PHOENIX – Law enforcement authorities have arrested 16 suspects in Arizona who are accused of child sex crimes related to human trafficking, according to reports.
The Phoenix Police Department coordinated “Operation Tangled Web” with the assistance of the Tempe Police Department, Mesa Police Department, FBI, Maricopa County Attorney’s Office and the Department of Homeland Security. The undercover operation specifically targeted the “demand for child sex crimes and human trafficking.”
During the investigative work, detectives posted advertisements on websites that are “commonly sought out by suspects seeking illegal sex acts,” the department said, FOX 10 Phoenix reported.
“The suspects allegedly solicited and/or brokered deals for various sex acts and were subsequently arrested,” police said.
To solidify cases against deviants, detectives posed as minors online for weeks and engaged in conversations with the suspects.
“Typically during the end of the conversation, they might want to meet up somewhere and go through with what was already suggested or solicited,” Phoenix Police Sgt. Melissa Soliz noted.
“The Phoenix Police Department routinely conducts operations of this type with our local, state and federal partners in a continuous effort to reduce the demand that fuels child sex trafficking and the exploitation of children in our community,” the agency said.
According to investigators, each suspect who was arrested solicited various sex acts from individuals perceived to be minors.
Investigations of this nature are frequently conducted, showing that there are ample cases in which individuals solicit sex from minors, FOX reported.
“There’s never enough times to do this.
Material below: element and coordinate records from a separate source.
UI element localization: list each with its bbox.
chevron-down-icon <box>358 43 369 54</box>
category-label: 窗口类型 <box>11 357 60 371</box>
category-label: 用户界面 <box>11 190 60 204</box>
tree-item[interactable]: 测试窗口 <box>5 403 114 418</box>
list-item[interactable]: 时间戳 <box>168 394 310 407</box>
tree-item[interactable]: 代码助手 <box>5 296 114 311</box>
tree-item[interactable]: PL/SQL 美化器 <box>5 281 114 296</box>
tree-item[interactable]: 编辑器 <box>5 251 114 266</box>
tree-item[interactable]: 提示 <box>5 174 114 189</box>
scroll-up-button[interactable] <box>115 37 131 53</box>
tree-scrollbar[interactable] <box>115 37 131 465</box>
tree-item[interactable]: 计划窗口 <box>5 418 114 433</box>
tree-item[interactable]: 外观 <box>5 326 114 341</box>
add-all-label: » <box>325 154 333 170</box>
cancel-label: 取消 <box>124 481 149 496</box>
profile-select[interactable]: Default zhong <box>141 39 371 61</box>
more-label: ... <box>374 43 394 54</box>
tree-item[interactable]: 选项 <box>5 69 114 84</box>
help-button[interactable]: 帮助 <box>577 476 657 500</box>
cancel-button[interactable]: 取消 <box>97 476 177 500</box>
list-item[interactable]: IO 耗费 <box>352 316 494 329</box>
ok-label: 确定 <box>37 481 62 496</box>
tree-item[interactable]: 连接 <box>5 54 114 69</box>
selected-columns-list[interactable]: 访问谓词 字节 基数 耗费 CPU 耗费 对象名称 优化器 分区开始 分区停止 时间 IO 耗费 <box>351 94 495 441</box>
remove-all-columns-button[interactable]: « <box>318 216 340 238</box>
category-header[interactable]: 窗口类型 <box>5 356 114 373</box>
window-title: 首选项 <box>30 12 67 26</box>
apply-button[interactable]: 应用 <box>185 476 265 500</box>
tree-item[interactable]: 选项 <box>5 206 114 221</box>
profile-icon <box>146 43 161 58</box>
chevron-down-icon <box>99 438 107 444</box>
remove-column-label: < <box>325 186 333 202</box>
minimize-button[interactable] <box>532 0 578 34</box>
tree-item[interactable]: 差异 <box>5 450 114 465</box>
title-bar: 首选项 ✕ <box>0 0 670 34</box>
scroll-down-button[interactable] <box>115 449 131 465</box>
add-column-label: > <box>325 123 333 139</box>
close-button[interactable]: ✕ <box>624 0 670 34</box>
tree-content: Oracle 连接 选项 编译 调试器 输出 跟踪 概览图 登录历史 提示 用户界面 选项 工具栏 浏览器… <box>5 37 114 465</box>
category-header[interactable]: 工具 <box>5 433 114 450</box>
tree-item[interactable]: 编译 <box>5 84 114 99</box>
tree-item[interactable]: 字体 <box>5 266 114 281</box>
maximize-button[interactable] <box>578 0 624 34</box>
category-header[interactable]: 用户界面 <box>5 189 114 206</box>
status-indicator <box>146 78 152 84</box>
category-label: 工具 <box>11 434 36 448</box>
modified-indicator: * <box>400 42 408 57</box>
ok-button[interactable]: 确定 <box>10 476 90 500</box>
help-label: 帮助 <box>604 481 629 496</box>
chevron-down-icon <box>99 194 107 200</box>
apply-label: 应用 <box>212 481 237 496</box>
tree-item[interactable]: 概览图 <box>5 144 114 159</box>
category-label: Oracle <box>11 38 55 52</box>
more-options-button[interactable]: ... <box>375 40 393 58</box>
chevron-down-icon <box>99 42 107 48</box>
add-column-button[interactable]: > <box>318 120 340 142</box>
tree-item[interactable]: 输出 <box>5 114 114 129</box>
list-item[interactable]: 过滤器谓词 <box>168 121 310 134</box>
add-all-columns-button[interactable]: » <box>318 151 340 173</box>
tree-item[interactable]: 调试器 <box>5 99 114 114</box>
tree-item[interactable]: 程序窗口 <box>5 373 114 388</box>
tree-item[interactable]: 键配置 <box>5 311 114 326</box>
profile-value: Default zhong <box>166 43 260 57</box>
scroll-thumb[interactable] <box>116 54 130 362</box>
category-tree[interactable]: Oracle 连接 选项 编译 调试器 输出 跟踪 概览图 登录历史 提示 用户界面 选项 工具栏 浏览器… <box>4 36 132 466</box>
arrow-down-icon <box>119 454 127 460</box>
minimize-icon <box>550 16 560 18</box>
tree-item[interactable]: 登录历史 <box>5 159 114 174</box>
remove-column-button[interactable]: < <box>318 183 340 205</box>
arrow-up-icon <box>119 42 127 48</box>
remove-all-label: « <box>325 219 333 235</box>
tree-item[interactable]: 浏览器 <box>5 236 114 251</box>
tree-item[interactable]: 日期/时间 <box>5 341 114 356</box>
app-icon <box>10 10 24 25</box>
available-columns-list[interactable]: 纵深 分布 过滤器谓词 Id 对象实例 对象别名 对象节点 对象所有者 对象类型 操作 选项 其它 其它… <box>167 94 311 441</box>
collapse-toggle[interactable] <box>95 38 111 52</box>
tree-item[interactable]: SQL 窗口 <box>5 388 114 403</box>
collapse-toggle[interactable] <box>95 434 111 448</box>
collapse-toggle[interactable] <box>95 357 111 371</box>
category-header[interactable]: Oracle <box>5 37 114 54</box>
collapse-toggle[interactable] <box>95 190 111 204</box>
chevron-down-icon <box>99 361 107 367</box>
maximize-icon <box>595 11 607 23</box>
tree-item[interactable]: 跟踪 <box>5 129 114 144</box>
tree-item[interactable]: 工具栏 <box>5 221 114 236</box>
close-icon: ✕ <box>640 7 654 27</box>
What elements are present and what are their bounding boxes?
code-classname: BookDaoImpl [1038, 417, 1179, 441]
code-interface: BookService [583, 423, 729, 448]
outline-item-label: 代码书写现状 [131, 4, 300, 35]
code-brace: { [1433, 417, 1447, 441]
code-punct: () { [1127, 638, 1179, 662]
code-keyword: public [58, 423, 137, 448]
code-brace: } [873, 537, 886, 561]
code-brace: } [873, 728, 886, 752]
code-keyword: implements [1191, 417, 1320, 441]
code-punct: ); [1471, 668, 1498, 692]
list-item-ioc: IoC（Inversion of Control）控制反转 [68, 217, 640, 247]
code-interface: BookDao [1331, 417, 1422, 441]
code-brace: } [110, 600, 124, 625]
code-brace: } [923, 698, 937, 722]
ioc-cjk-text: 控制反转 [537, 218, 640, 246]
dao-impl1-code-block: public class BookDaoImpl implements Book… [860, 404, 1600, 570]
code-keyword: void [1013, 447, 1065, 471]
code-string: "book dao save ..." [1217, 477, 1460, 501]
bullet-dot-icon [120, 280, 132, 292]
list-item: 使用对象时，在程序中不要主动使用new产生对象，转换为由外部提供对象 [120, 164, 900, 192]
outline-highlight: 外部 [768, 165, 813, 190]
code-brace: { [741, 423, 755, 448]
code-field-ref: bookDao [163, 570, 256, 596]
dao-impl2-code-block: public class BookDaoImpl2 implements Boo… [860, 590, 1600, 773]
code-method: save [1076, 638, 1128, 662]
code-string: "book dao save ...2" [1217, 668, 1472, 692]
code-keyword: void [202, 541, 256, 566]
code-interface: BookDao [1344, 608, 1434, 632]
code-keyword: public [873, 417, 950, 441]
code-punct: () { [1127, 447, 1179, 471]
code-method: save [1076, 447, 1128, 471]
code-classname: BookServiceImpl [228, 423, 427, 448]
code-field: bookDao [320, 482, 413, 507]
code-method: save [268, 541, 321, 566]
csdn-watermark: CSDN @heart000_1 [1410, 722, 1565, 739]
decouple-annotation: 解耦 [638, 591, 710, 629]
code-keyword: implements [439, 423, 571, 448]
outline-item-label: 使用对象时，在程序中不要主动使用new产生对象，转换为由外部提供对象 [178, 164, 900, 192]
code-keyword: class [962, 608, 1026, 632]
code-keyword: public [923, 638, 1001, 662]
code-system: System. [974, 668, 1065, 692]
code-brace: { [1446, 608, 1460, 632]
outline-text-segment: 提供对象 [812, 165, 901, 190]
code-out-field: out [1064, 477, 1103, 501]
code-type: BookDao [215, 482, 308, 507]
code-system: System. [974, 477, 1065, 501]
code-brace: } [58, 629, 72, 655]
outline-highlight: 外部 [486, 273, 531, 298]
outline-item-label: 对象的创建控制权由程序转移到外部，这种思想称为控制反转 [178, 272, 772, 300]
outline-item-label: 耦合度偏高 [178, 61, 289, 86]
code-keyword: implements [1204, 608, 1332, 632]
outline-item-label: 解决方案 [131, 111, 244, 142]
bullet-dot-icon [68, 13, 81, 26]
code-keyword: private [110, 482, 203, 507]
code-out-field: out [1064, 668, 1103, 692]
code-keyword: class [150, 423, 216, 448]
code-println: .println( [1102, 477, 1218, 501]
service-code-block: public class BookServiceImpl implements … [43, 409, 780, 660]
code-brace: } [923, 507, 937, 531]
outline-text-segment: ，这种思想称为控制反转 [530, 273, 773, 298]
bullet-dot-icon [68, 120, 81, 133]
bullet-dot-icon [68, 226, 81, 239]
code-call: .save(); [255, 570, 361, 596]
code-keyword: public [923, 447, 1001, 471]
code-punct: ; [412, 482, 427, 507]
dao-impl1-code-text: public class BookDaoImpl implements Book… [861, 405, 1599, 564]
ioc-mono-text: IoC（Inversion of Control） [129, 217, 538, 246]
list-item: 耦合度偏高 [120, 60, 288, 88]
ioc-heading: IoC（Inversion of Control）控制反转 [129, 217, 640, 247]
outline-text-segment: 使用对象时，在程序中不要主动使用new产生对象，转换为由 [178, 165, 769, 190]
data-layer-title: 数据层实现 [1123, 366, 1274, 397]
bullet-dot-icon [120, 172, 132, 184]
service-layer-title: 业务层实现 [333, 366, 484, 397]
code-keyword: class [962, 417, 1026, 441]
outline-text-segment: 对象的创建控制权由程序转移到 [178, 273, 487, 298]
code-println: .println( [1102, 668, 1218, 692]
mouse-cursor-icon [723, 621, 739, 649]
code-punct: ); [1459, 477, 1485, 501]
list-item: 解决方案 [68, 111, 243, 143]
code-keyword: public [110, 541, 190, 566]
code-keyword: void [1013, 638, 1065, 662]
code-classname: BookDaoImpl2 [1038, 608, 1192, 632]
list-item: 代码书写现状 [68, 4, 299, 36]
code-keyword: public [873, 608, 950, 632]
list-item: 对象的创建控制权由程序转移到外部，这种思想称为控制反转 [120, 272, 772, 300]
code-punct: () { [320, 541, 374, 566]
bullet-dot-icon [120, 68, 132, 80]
These people need to be taken off the streets, and unfortunately, it’s incidents like this or operations like this that help us catch them before they’re able to victimize a child,” the sergeant said.
According to Soliz, criminals involved in these crimes often go unsuspected by the people in their lives.
“We don’t know who these people are because they have regular working jobs, white collar, blue-collar jobs, and in order to catch them, we need them to commit the act,” she said.